Chris Alexander

On Engineering

Htaccess: Permit access to subdirectory

9th April, 2008

I’ve been working on a project for a while now and have been searching high and low for a solution to a problem I was having with my .htaccess file. I’ve finally found the solution so I thought I would share for anyone else struggling with the same problem.

On an Apache-powered webserver, the .htaccess file can be used to easily change the permissions for reading or accessing a particular file or directory on the server. There are literally hundreds of tutorials on the internet describing how to configure .htaccess .htpassword and .htgroups files for controlling directory-specific permissions and other Apache settings. However my problem was different.

I have a password-protected directory, using groups to control access to it. What I wanted to do was enable anyone to access a certain subdirectory within this directory, but not allow them to access the rest of the directory or other, protected, subdirectories.

I found a tutorial on this site that helped me on my way: http://tinyurl.com/5ja29j
However, my managed server settings meant this didn’t work exactly, so I had to tweak the solution a little bit. This is the working setup I have at the moment:

In the main directory’s .htaccess file is:

SetEnvIf Request_URI "^(absolute/path/to/allowed/folder/)$" allow
Order allow,deny
Allow from env=allow
Satisfy any

Make sure the path is absolute, so will probably start home/user/www etc.

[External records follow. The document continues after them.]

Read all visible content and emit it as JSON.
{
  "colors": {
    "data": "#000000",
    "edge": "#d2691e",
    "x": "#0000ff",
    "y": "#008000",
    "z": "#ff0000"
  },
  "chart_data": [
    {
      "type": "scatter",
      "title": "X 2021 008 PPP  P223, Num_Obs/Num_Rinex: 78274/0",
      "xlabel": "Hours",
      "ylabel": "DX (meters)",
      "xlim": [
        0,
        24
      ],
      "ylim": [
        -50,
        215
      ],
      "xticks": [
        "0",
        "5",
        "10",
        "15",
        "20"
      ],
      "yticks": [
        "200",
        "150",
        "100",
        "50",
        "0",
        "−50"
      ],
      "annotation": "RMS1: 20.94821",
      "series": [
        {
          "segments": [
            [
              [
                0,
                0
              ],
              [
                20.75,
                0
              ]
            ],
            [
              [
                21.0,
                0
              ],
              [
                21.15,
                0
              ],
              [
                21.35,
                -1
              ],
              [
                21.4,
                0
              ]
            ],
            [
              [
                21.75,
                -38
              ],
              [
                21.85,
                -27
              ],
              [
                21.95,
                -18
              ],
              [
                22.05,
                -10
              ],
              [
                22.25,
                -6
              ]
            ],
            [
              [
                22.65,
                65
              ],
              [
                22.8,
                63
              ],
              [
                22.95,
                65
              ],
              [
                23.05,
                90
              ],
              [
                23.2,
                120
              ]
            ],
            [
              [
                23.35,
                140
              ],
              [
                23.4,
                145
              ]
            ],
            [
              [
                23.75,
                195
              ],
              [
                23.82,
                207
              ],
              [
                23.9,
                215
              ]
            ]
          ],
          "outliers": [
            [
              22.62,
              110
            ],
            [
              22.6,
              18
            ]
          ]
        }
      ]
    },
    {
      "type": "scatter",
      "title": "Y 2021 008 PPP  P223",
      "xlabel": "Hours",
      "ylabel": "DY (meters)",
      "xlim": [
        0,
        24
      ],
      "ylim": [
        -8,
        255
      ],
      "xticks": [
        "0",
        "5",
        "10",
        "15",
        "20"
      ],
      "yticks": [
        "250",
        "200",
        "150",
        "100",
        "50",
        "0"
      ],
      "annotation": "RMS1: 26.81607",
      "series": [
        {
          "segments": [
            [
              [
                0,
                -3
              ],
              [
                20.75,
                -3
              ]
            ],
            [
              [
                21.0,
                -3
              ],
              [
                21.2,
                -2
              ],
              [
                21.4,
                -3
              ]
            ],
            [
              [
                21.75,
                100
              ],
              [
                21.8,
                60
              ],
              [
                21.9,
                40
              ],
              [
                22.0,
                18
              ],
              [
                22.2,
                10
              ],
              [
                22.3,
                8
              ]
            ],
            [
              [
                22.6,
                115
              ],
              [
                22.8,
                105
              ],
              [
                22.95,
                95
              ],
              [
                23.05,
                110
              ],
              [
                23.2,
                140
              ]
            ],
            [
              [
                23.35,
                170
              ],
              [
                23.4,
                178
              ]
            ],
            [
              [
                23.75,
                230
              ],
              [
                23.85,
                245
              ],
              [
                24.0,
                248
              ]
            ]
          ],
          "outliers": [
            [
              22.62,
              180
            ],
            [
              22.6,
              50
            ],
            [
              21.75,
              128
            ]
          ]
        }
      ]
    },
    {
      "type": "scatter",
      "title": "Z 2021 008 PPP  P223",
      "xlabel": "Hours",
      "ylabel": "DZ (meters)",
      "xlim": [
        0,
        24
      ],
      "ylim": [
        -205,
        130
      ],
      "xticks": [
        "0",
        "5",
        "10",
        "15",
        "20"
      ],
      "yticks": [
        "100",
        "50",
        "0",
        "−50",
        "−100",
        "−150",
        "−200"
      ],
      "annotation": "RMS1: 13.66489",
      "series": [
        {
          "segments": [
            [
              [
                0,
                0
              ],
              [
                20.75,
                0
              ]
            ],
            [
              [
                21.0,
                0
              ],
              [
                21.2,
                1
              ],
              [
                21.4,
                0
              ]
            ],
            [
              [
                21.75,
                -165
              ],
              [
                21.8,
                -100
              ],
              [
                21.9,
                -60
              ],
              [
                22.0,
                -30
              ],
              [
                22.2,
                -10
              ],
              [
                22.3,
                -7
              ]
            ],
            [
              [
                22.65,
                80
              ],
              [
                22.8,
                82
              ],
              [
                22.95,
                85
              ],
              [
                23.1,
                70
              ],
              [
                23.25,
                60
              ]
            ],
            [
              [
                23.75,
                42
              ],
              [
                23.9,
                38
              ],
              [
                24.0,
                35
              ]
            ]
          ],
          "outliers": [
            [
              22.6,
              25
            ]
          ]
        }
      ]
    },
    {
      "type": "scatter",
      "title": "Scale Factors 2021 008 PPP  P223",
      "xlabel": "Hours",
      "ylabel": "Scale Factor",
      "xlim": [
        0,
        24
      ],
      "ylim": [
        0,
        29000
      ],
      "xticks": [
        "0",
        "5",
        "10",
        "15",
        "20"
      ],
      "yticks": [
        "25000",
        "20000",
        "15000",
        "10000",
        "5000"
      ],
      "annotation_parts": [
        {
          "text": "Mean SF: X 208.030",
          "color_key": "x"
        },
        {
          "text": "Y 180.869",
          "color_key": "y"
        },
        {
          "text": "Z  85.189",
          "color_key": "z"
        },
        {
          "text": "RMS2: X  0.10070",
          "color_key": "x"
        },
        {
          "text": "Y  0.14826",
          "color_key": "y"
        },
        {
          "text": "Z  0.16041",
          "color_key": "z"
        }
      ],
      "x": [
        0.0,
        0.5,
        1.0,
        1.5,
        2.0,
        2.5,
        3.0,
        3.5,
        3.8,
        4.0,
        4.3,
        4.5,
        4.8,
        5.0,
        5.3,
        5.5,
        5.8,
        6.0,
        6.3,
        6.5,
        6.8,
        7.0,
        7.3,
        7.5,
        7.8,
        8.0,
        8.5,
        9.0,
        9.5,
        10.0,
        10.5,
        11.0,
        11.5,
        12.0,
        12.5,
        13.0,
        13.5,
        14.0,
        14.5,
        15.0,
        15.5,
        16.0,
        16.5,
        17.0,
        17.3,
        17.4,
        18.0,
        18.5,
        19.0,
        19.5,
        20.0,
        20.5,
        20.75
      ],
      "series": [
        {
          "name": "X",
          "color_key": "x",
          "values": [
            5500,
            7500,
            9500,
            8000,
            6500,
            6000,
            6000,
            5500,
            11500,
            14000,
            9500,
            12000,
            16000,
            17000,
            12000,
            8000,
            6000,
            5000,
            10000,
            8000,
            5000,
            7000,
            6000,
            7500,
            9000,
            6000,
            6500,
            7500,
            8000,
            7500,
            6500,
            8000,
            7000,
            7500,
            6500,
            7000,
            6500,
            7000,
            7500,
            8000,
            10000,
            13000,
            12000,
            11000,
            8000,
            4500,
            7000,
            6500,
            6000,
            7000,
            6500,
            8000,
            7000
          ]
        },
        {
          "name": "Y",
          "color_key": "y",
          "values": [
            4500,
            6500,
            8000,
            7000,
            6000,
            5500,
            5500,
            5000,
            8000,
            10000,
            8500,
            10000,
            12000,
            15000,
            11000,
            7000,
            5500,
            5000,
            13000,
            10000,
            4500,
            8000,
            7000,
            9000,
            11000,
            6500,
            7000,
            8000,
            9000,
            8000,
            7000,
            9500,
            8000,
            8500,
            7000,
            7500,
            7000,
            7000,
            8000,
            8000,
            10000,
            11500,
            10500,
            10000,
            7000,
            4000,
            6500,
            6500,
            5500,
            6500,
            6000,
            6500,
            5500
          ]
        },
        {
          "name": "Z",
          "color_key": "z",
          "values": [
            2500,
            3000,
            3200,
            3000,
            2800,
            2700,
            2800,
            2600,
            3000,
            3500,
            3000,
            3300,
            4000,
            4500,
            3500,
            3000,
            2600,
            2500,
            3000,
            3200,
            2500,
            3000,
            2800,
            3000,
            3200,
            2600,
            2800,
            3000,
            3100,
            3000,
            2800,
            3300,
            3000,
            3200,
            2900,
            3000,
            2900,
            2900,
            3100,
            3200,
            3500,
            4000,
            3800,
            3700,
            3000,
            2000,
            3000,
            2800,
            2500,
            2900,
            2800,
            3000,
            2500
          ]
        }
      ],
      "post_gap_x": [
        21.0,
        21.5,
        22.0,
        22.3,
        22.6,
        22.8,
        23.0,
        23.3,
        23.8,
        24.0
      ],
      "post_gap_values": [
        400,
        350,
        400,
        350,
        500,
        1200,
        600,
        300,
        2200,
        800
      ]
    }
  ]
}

Make sure you have the trailing slash! (This could probably be very easily modified to have a relative directory)

Then, in the .htaccess file for the directory that I want to allow everyone to access, I have the single line:
Allow from all

This cleared it up for me, you may have to do some tinkering to get it to work properly on your server’s configuration or to work with other .htaccess files you have in effect. Good luck!